I've been writing some Perl DBI code which involves some fairly involved error handling; I've been looking for a way to roll back transactions neatly when certain errors happen.
I very nearly reinvented the concept of a 'transaction scope guard' which I now find is implemented in DBIx::Class (with Scope::Guard implementing a more general version). A lexical variable can be used to detect in which cases a transaction should be ended, because the object it points to will get DESTROYed when it goes out of scope. Some rough code to illustrate the concept is below.
# $fallback controls whether we use nested transactions,
# which is slower but lets us commit all the other lines in the batch.
sub process_batch {
my $fallback = shift;
# This catches any exception handling that makes us leave the function.
# The DESTROY method of $transaction contains $db->rollback()
my $transaction = $db->txn_scope_guard();
for (1..2000) {
# File access error will get thrown to outside of function,
# so the transaction will be rolled back.

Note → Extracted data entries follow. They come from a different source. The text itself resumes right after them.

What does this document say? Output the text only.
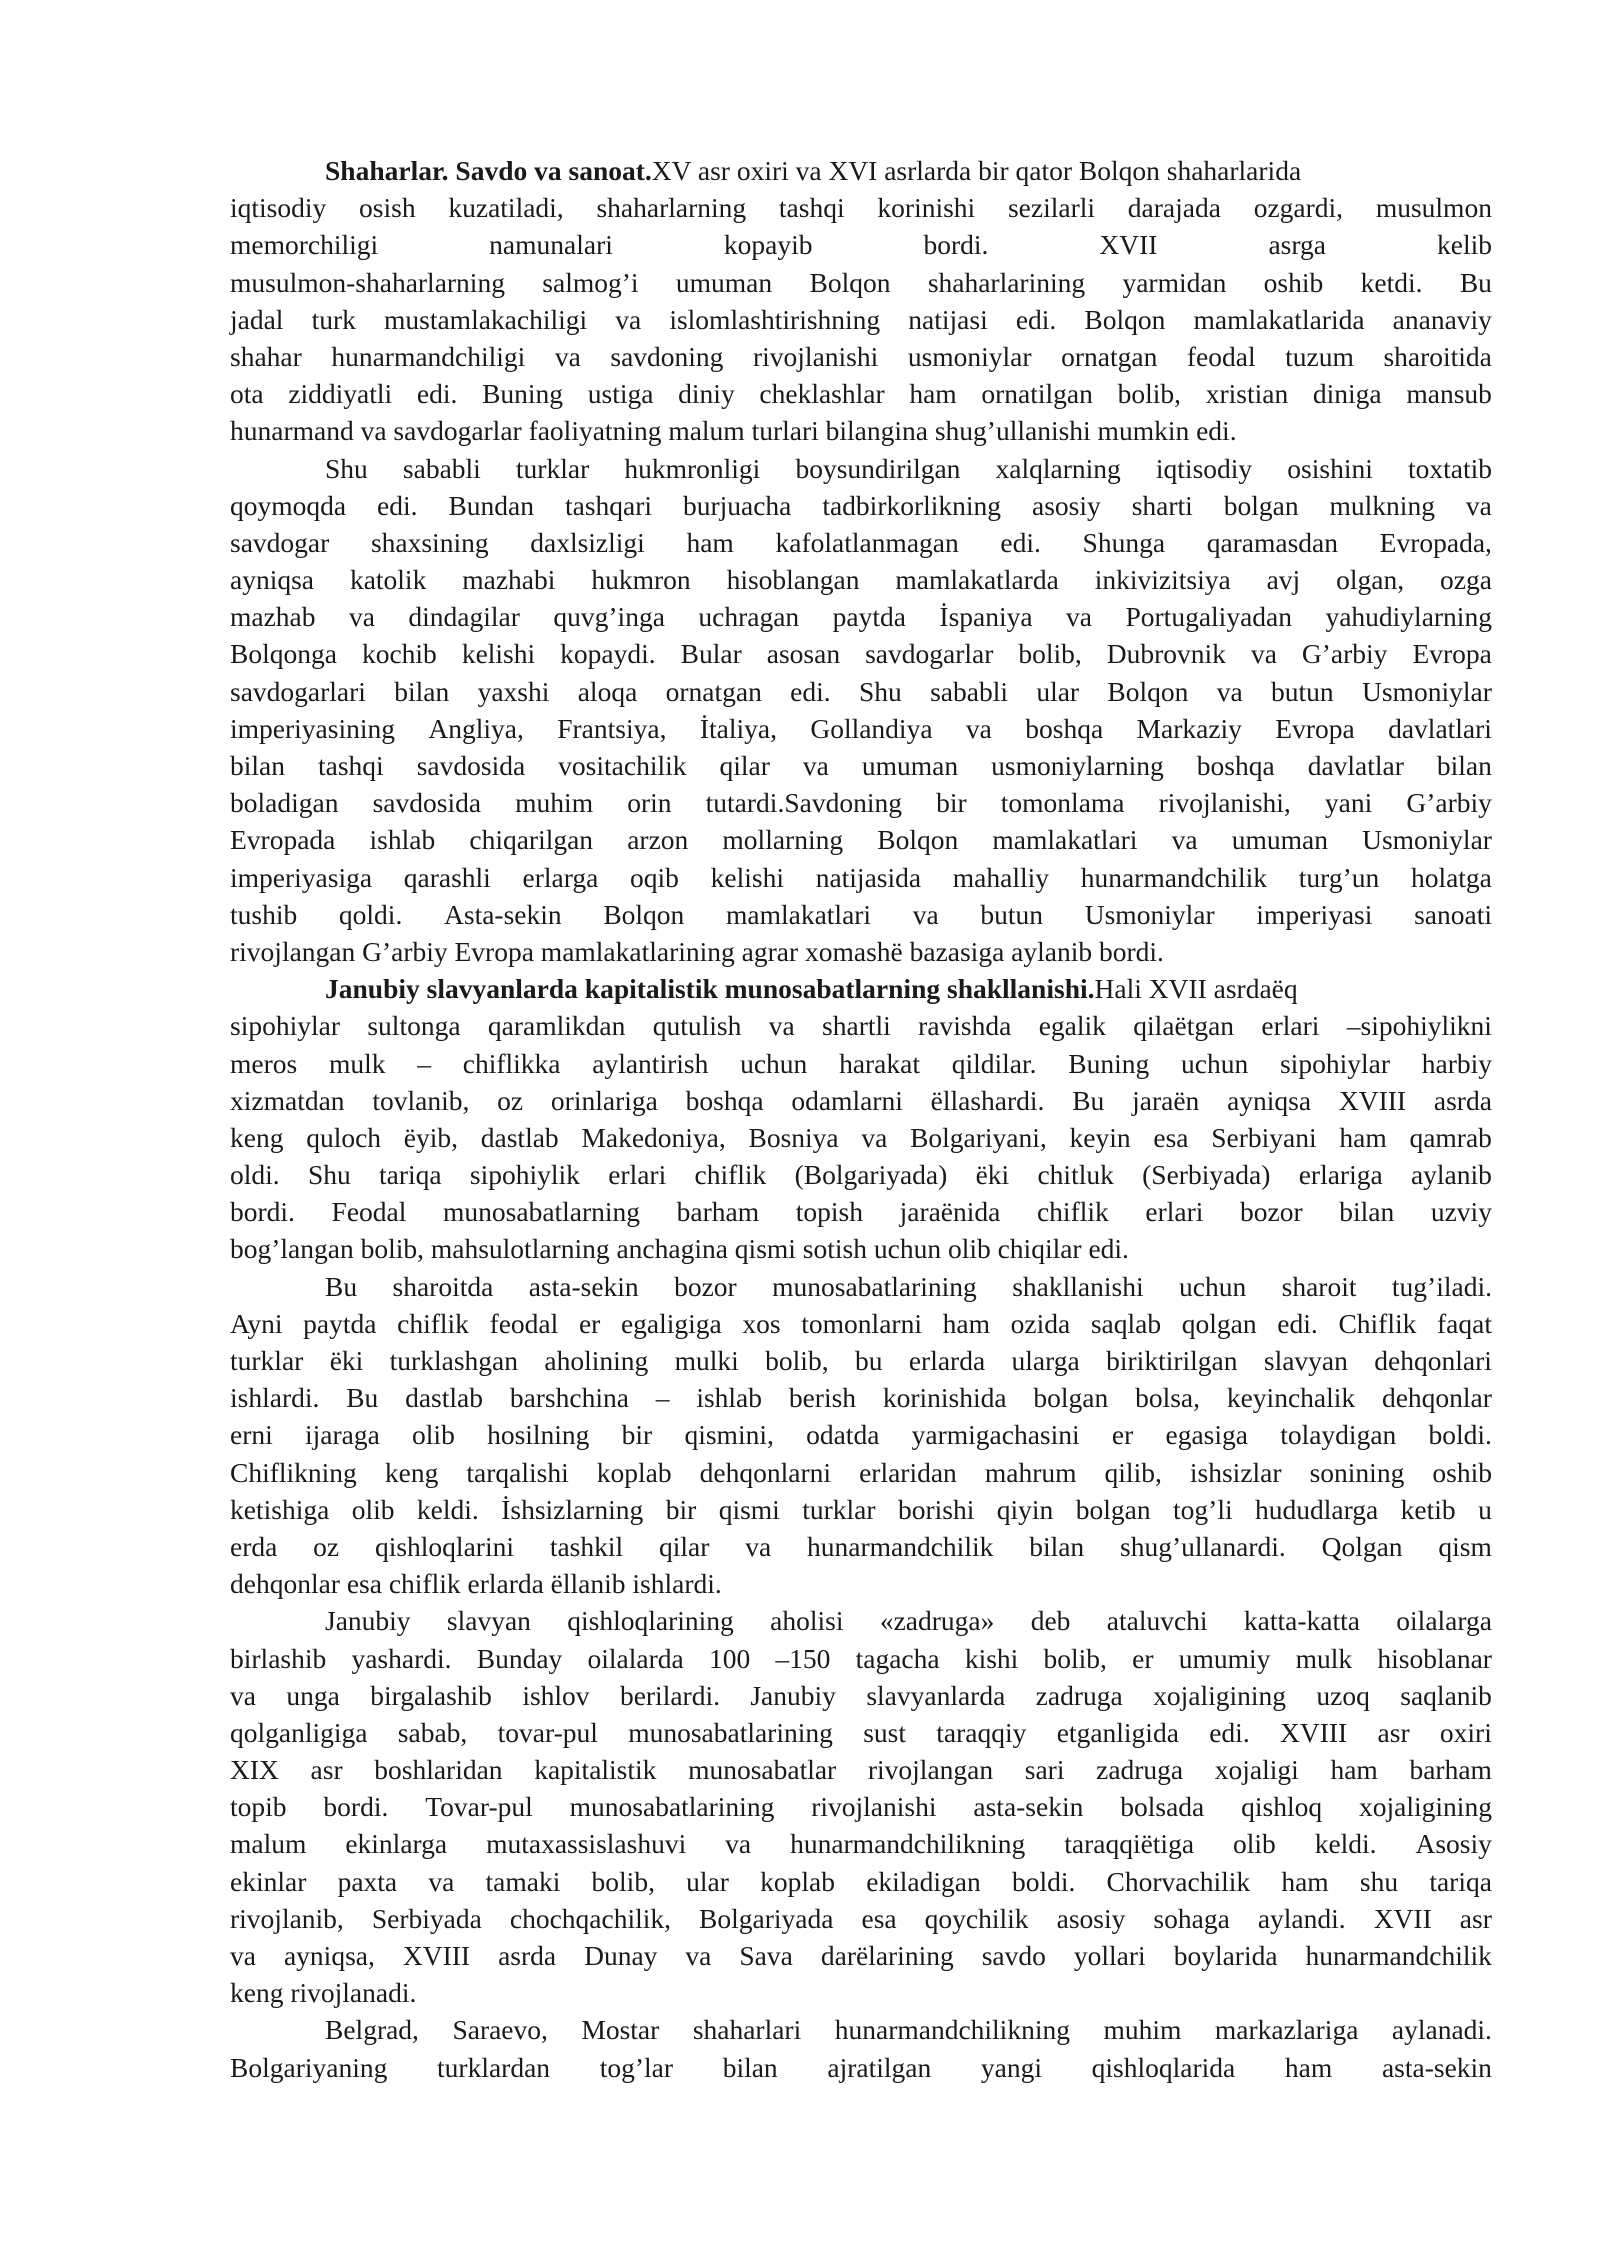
Shaharlar. Savdo va sanoat. XV asr oxiri va XVI asrlarda bir qator Bolqon shaharlarida
iqtisodiy osish kuzatiladi, shaharlarning tashqi korinishi sezilarli darajada ozgardi, musulmon
memorchiligi	namunalari	kopayib	bordi.	XVII	asrga	kelib
musulmon-shaharlarning salmog’i umuman Bolqon shaharlarining yarmidan oshib ketdi. Bu
jadal turk mustamlakachiligi va islomlashtirishning natijasi edi. Bolqon mamlakatlarida ananaviy
shahar hunarmandchiligi va savdoning rivojlanishi usmoniylar ornatgan feodal tuzum sharoitida
ota ziddiyatli edi. Buning ustiga diniy cheklashlar ham ornatilgan bolib, xristian diniga mansub
hunarmand va savdogarlar faoliyatning malum turlari bilangina shug’ullanishi mumkin edi.
Shu sababli turklar hukmronligi boysundirilgan xalqlarning iqtisodiy osishini toxtatib
qoymoqda edi. Bundan tashqari burjuacha tadbirkorlikning asosiy sharti bolgan mulkning va
savdogar shaxsining daxlsizligi ham kafolatlanmagan edi. Shunga qaramasdan Evropada,
ayniqsa katolik mazhabi hukmron hisoblangan mamlakatlarda inkivizitsiya avj olgan, ozga
mazhab va dindagilar quvg’inga uchragan paytda İspaniya va Portugaliyadan yahudiylarning
Bolqonga kochib kelishi kopaydi. Bular asosan savdogarlar bolib, Dubrovnik va G’arbiy Evropa
savdogarlari bilan yaxshi aloqa ornatgan edi. Shu sababli ular Bolqon va butun Usmoniylar
imperiyasining Angliya, Frantsiya, İtaliya, Gollandiya va boshqa Markaziy Evropa davlatlari
bilan tashqi savdosida vositachilik qilar va umuman usmoniylarning boshqa davlatlar bilan
boladigan savdosida muhim orin tutardi.Savdoning bir tomonlama rivojlanishi, yani G’arbiy
Evropada ishlab chiqarilgan arzon mollarning Bolqon mamlakatlari va umuman Usmoniylar
imperiyasiga qarashli erlarga oqib kelishi natijasida mahalliy hunarmandchilik turg’un holatga
tushib qoldi. Asta-sekin Bolqon mamlakatlari va butun Usmoniylar imperiyasi sanoati
rivojlangan G’arbiy Evropa mamlakatlarining agrar xomashë bazasiga aylanib bordi.
Janubiy slavyanlarda kapitalistik munosabatlarning shakllanishi. Hali XVII asrdaëq
sipohiylar sultonga qaramlikdan qutulish va shartli ravishda egalik qilaëtgan erlari –sipohiylikni
meros mulk – chiflikka aylantirish uchun harakat qildilar. Buning uchun sipohiylar harbiy
xizmatdan tovlanib, oz orinlariga boshqa odamlarni ëllashardi. Bu jaraën ayniqsa XVIII asrda
keng quloch ëyib, dastlab Makedoniya, Bosniya va Bolgariyani, keyin esa Serbiyani ham qamrab
oldi. Shu tariqa sipohiylik erlari chiflik (Bolgariyada) ëki chitluk (Serbiyada) erlariga aylanib
bordi. Feodal munosabatlarning barham topish jaraënida chiflik erlari bozor bilan uzviy
bog’langan bolib, mahsulotlarning anchagina qismi sotish uchun olib chiqilar edi.
Bu sharoitda asta-sekin bozor munosabatlarining shakllanishi uchun sharoit tug’iladi.
Ayni paytda chiflik feodal er egaligiga xos tomonlarni ham ozida saqlab qolgan edi. Chiflik faqat
turklar ëki turklashgan aholining mulki bolib, bu erlarda ularga biriktirilgan slavyan dehqonlari
ishlardi. Bu dastlab barshchina – ishlab berish korinishida bolgan bolsa, keyinchalik dehqonlar
erni ijaraga olib hosilning bir qismini, odatda yarmigachasini er egasiga tolaydigan boldi.
Chiflikning keng tarqalishi koplab dehqonlarni erlaridan mahrum qilib, ishsizlar sonining oshib
ketishiga olib keldi. İshsizlarning bir qismi turklar borishi qiyin bolgan tog’li hududlarga ketib u
erda oz qishloqlarini tashkil qilar va hunarmandchilik bilan shug’ullanardi. Qolgan qism
dehqonlar esa chiflik erlarda ëllanib ishlardi.
Janubiy slavyan qishloqlarining aholisi «zadruga» deb ataluvchi katta-katta oilalarga
birlashib yashardi. Bunday oilalarda 100 –150 tagacha kishi bolib, er umumiy mulk hisoblanar
va unga birgalashib ishlov berilardi. Janubiy slavyanlarda zadruga xojaligining uzoq saqlanib
qolganligiga sabab, tovar-pul munosabatlarining sust taraqqiy etganligida edi. XVIII asr oxiri
XIX asr boshlaridan kapitalistik munosabatlar rivojlangan sari zadruga xojaligi ham barham
topib bordi. Tovar-pul munosabatlarining rivojlanishi asta-sekin bolsada qishloq xojaligining
malum ekinlarga mutaxassislashuvi va hunarmandchilikning taraqqiëtiga olib keldi. Asosiy
ekinlar paxta va tamaki bolib, ular koplab ekiladigan boldi. Chorvachilik ham shu tariqa
rivojlanib, Serbiyada chochqachilik, Bolgariyada esa qoychilik asosiy sohaga aylandi. XVII asr
va ayniqsa, XVIII asrda Dunay va Sava darëlarining savdo yollari boylarida hunarmandchilik
keng rivojlanadi.
Belgrad, Saraevo, Mostar shaharlari hunarmandchilikning muhim markazlariga aylanadi.
Bolgariyaning turklardan tog’lar bilan ajratilgan yangi qishloqlarida ham asta-sekin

my $line = get_next_line();
last unless $line;
my $parsed;
eval {$parsed = parse_line($line)};
if ($@) {
# Handle line parsing errors here without interfering with
# DB error handling.
warn "Could not parse $line\n";
next;
}
# here's the actual db code
eval {
$db->savepoint() if $fallback;
$db->process_one_line($parsed);
}
if ($@) {
if ($fallback) {
# Just roll back to savepoint. Transaction continues.
$db->rollback_to_savepoint();
} else {
# Propagate error outside of function, ending transaction.
die $@;
}
}
}
$transaction->commit();
}
The advantage is that rollback code can be kept in one place, and not repeated all over the various error handling cases.
I had actually gone off this idea, because I couldn't see any documentation defining exactly when the DESTROY method gets called in Perl. But given it's got into DBIx::Class, it must be fine! I also prefer their API over what I was considering implementing; the transaction object that gets returned will handle only commit(), not any other database calls.